Счастливое время быстротечно; черное, страшное время растягивает каждый проживаемый день, как бессонную ночь, а ночь превращает в ожидание следующего дня. Эти бесконечные дни выстраивались цепочкой, как люди в очереди — или в колонне, ведь колонна — это не что иное, как очередь в ожидании новой акции. Как слухи в очереди, клочки разговоров в гетто внезапно оборачивались реальной и беспощадной истиной. И забор ставили не зря, отсекая одну часть гетто от другой, потому что гетто действительно сжималось после каждой акции, как белье при стирке; и трубочный табак — самый выгодный обмен, что на шпек, что на сахар; и более того — Америка выступила, открылся второй фронт, но никто в гетто этому порадоваться не мог, потому что через два года, в ноябре 43-го, его обитатели лежали в собственноручно выкопанных траншеях, которые, конечно же, оказались не траншеями.
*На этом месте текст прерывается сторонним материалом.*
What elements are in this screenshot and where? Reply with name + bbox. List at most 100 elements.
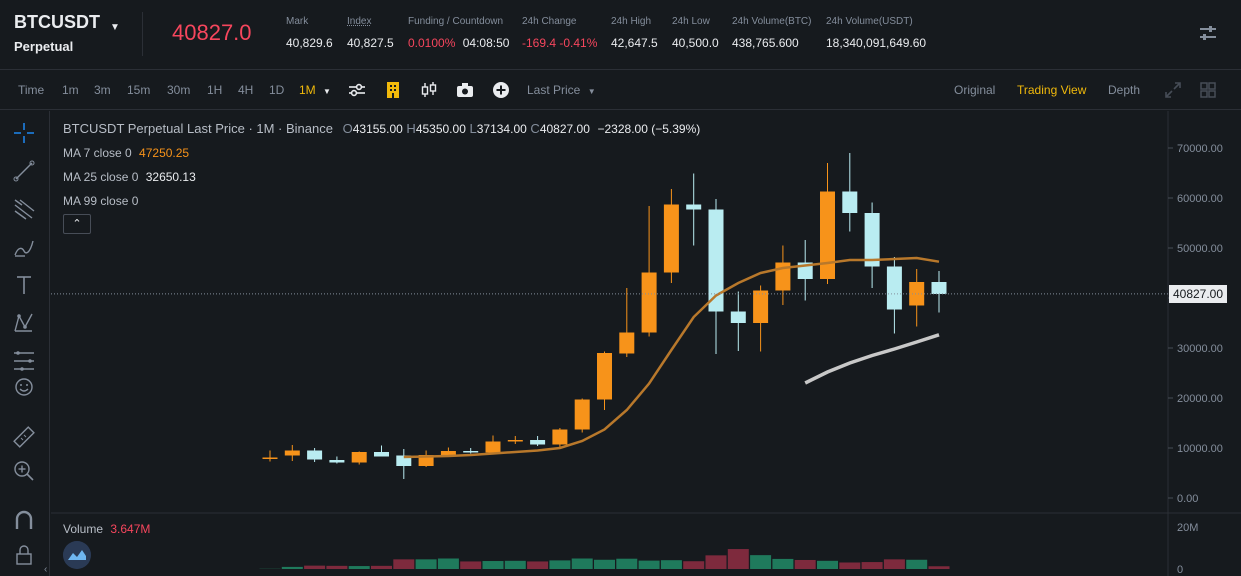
volume-bar <box>326 565 348 569</box>
candle-body <box>931 282 947 294</box>
emoji-icon[interactable] <box>12 375 36 399</box>
volume-bar <box>460 561 482 569</box>
volume-bar <box>371 565 392 569</box>
interval-time[interactable]: Time <box>18 83 45 97</box>
chevron-down-icon[interactable]: ▼ <box>110 22 120 33</box>
contract-type[interactable]: Perpetual <box>14 39 74 54</box>
volume-usdt-label: 24h Volume(USDT) <box>826 16 913 27</box>
candle-body <box>574 399 590 430</box>
candlestick-chart[interactable]: 70000.0060000.0050000.0040000.0030000.00… <box>51 111 1241 576</box>
volume-bar <box>861 562 883 569</box>
text-icon[interactable] <box>12 273 36 297</box>
candlestick-icon[interactable] <box>419 80 439 100</box>
collapse-legend-button[interactable]: ⌃ <box>63 214 91 234</box>
camera-icon[interactable] <box>455 80 475 100</box>
funding-stat: Funding / Countdown 0.0100% 04:08:50 <box>408 16 509 50</box>
interval-1m[interactable]: 1m <box>62 83 79 97</box>
grid-icon[interactable] <box>1198 80 1218 100</box>
volume-bar <box>393 559 415 569</box>
zoom-icon[interactable] <box>12 459 36 483</box>
candle-body <box>619 332 635 354</box>
open-value: 43155.00 <box>352 122 403 136</box>
magnet-icon[interactable] <box>12 509 36 533</box>
candle-body <box>708 209 724 312</box>
chart-area[interactable]: 70000.0060000.0050000.0040000.0030000.00… <box>51 111 1241 576</box>
sliders-icon[interactable] <box>1198 24 1218 42</box>
tradingview-logo-icon[interactable] <box>63 541 91 569</box>
interval-30m[interactable]: 30m <box>167 83 191 97</box>
price-type-select[interactable]: Last Price ▼ <box>527 83 596 97</box>
interval-4h[interactable]: 4H <box>238 83 254 97</box>
candle-body <box>753 290 769 323</box>
tab-depth[interactable]: Depth <box>1108 83 1141 97</box>
tab-trading-view[interactable]: Trading View <box>1017 83 1087 97</box>
interval-1d[interactable]: 1D <box>269 83 285 97</box>
candle-body <box>262 457 278 459</box>
fib-icon[interactable] <box>12 349 36 373</box>
current-price-tag: 40827.00 <box>1169 285 1227 303</box>
volume-bar <box>527 561 549 569</box>
interval-1h[interactable]: 1H <box>207 83 223 97</box>
chevron-left-icon[interactable]: ‹ <box>44 564 48 575</box>
candle-body <box>396 455 412 466</box>
volume-bar <box>571 558 593 569</box>
index-price-stat: Index 40,827.5 <box>347 16 394 50</box>
volume-bar <box>348 566 370 569</box>
volume-bar <box>638 560 660 569</box>
volume-bar <box>727 549 749 569</box>
trend-line-icon[interactable] <box>12 159 36 183</box>
plus-circle-icon[interactable] <box>491 80 511 100</box>
change-value: −2328.00 (−5.39%) <box>597 122 701 136</box>
ma25-legend[interactable]: MA 25 close 0 32650.13 <box>63 170 196 184</box>
candle-body <box>686 204 702 210</box>
drawing-toolbar: ‹ <box>0 111 50 576</box>
symbol-name[interactable]: BTCUSDT <box>14 12 100 32</box>
pattern-icon[interactable] <box>12 311 36 335</box>
divider <box>142 12 143 56</box>
interval-3m[interactable]: 3m <box>94 83 111 97</box>
price-axis: 70000.0060000.0050000.0040000.0030000.00… <box>1168 143 1223 505</box>
volume-bar <box>750 555 772 569</box>
funding-countdown: 04:08:50 <box>462 36 510 50</box>
pitchfork-icon[interactable] <box>12 197 36 221</box>
price-tick-label: 10000.00 <box>1177 443 1223 455</box>
lock-icon[interactable] <box>12 543 36 567</box>
candle-body <box>730 311 746 323</box>
ma99-legend[interactable]: MA 99 close 0 <box>63 194 138 208</box>
price-tick-label: 70000.00 <box>1177 143 1223 155</box>
candle-body <box>463 451 479 453</box>
volume-bar <box>437 558 459 569</box>
price-tick-label: 30000.00 <box>1177 343 1223 355</box>
interval-15m[interactable]: 15m <box>127 83 151 97</box>
volume-bar <box>594 559 615 569</box>
ruler-icon[interactable] <box>12 425 36 449</box>
candle-body <box>552 429 568 445</box>
candle-body <box>485 441 501 453</box>
volume-bar <box>281 566 303 569</box>
indicator-settings-icon[interactable] <box>347 80 367 100</box>
candle-body <box>641 272 657 333</box>
volume-bar <box>794 559 816 569</box>
crosshair-icon[interactable] <box>12 121 36 145</box>
high-value: 42,647.5 <box>611 36 658 50</box>
price-tick-label: 20000.00 <box>1177 393 1223 405</box>
volume-bar <box>304 565 326 569</box>
tab-original[interactable]: Original <box>954 83 996 97</box>
volume-usdt-stat: 24h Volume(USDT) 18,340,091,649.60 <box>826 16 926 50</box>
building-icon[interactable] <box>383 80 403 100</box>
fullscreen-icon[interactable] <box>1163 80 1183 100</box>
brush-icon[interactable] <box>12 235 36 259</box>
close-label: C <box>530 121 540 136</box>
ma7-legend[interactable]: MA 7 close 0 47250.25 <box>63 146 189 160</box>
index-value: 40,827.5 <box>347 36 394 50</box>
index-label[interactable]: Index <box>347 16 372 27</box>
ma25-label: MA 25 close 0 <box>63 170 139 184</box>
high-label: 24h High <box>611 16 652 27</box>
volume-value: 3.647M <box>110 522 151 536</box>
candle-body <box>820 191 835 279</box>
price-tick-label: 0.00 <box>1177 493 1198 505</box>
chevron-down-icon: ▼ <box>587 87 596 96</box>
volume-tick-label: 0 <box>1177 564 1183 576</box>
interval-1month[interactable]: 1M ▼ <box>299 83 331 97</box>
volume-bar <box>772 558 794 569</box>
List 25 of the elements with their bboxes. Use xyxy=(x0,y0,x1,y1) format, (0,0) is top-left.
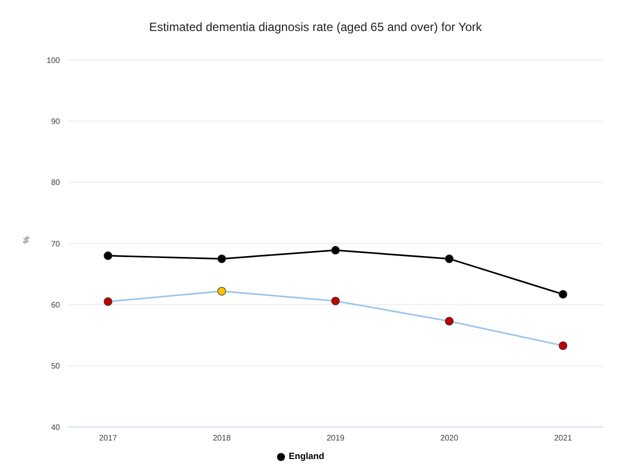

После беспрецедентного происшествия с цыганом Мануйлой дом № 21 находился под усиленной охраной, а дверь погреба стали запирать на замок. Дворник, конечно, был допрошен, и не здесь, а в печально известном здании в центре Города. Допрашивал офицер с позвякивающим черным крестом на кителе и повязкой на рукаве, тоже с черными полосками. Лица Ян не запомнил. Кроме следователя, в кабинете сидел гауптштурмфюрер из 8-й квартиры, временно оставшийся без денщика, барышня-стенографистка с красной помадой на сером лице и переводчик — малый лет тридцати в гражданском костюме. Ему приходилось говорить больше других, и он делал это, умудряясь не смотреть в глаза ни следователю, ни допрашиваемому.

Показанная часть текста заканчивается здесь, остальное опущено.